Creative Commons License

Kılıç K.

BioResources, vol.20, no.3, pp.6394-6405, 2025 (SCI-Expanded) identifier

  • Publication Type: Article / Article
  • Volume: 20 Issue: 3
  • Publication Date: 2025
  • Doi Number: 10.15376/biores.20.3.6394-6405
  • Journal Name: BioResources
  • Journal Indexes: Science Citation Index Expanded (SCI-EXPANDED), Scopus, Academic Search Premier, Agricultural & Environmental Science Database, CAB Abstracts, Chemical Abstracts Core, Compendex, Veterinary Science Database, Directory of Open Access Journals
  • Page Numbers: pp.6394-6405
  • Keywords: Computer vision, Deep learning, Vision transformer, Wood classification, Wood products industrial engineering
  • Open Archive Collection: AVESIS Open Access Collection
  • Yozgat Bozok University Affiliated: Yes

Abstract

Four Vision Transformer (ViT)-based models were optimized to classify microscopic wood images. The models were DeiT, Google ViT, BeiT, and Microsoft Swin Transformer. Training was performed on a set enriched with data augmentation techniques. The generalization ability of the model was strengthened by increasing the number of images for each class with data augmentation. The dataset used in the study consisted of 112 different species belonging to 30 families, 37 of which were coniferous and 75 were angiosperms.

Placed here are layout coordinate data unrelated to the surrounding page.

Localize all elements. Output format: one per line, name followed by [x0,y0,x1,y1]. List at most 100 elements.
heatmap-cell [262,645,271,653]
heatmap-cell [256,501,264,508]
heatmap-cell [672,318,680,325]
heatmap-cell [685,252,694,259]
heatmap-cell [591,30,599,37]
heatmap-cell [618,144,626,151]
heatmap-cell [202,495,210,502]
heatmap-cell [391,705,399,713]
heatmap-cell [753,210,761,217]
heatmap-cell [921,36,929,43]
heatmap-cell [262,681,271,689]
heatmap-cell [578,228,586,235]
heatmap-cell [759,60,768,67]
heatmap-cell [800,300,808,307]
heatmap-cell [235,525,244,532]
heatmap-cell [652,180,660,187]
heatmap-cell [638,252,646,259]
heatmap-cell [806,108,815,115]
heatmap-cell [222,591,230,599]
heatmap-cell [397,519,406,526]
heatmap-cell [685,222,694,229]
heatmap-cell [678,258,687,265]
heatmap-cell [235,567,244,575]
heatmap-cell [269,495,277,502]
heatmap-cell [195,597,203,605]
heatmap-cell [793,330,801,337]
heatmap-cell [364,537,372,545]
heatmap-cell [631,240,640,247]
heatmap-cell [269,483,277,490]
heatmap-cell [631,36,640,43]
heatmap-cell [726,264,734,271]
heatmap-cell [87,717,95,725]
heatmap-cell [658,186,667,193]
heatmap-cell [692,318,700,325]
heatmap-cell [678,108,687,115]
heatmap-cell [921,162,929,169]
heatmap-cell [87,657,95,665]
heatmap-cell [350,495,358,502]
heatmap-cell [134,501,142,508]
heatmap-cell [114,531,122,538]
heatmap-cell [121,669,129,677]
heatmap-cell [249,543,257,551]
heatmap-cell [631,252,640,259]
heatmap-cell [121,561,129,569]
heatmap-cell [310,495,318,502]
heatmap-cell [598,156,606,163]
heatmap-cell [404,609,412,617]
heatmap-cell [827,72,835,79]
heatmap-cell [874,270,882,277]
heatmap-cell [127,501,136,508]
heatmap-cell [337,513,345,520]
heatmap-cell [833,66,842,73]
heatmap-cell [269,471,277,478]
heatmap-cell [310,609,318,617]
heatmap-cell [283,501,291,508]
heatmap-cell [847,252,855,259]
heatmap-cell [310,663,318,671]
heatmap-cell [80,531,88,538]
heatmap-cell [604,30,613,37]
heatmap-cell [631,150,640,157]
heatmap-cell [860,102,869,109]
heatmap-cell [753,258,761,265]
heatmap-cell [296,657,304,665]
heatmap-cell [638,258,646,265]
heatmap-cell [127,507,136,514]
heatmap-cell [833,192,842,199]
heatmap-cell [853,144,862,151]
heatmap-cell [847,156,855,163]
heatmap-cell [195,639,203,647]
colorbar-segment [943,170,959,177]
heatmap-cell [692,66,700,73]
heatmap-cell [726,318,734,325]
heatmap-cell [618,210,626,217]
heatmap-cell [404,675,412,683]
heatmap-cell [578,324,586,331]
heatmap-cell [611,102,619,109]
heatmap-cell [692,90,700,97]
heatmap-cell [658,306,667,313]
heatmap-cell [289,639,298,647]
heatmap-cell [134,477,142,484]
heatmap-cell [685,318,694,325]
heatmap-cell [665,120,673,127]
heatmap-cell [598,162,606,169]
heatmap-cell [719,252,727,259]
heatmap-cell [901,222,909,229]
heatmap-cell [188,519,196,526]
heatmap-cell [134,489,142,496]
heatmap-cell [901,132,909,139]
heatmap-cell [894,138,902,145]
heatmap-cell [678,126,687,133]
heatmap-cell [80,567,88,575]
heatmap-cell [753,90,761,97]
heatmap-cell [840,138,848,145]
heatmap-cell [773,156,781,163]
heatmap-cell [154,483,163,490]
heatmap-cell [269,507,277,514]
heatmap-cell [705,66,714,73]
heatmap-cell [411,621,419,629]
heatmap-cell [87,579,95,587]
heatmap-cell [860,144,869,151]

The samples had been softened, cut into thin sections, colored with the triple staining method, and imaged with fixed magnification. The Google ViT model was the most successful, with 99.40% accuracy. The DeiT model, which stood out with its data efficiency, ranked second with 98.51% accuracy, while the BEiT and Microsoft Swin Transformer models reached 96.43% and 98.21% accuracy, respectively. The Microsoft Swin Transformer model required the least training time. Data augmentation techniques improved the performance of all models by 3% to 5%, thus increasing the resistance of the models to overfitting and providing more robust predictions. It was found that ViT-based models gave superior performance in microscopic wood image classification tasks and that data augmentation significantly improved model performance.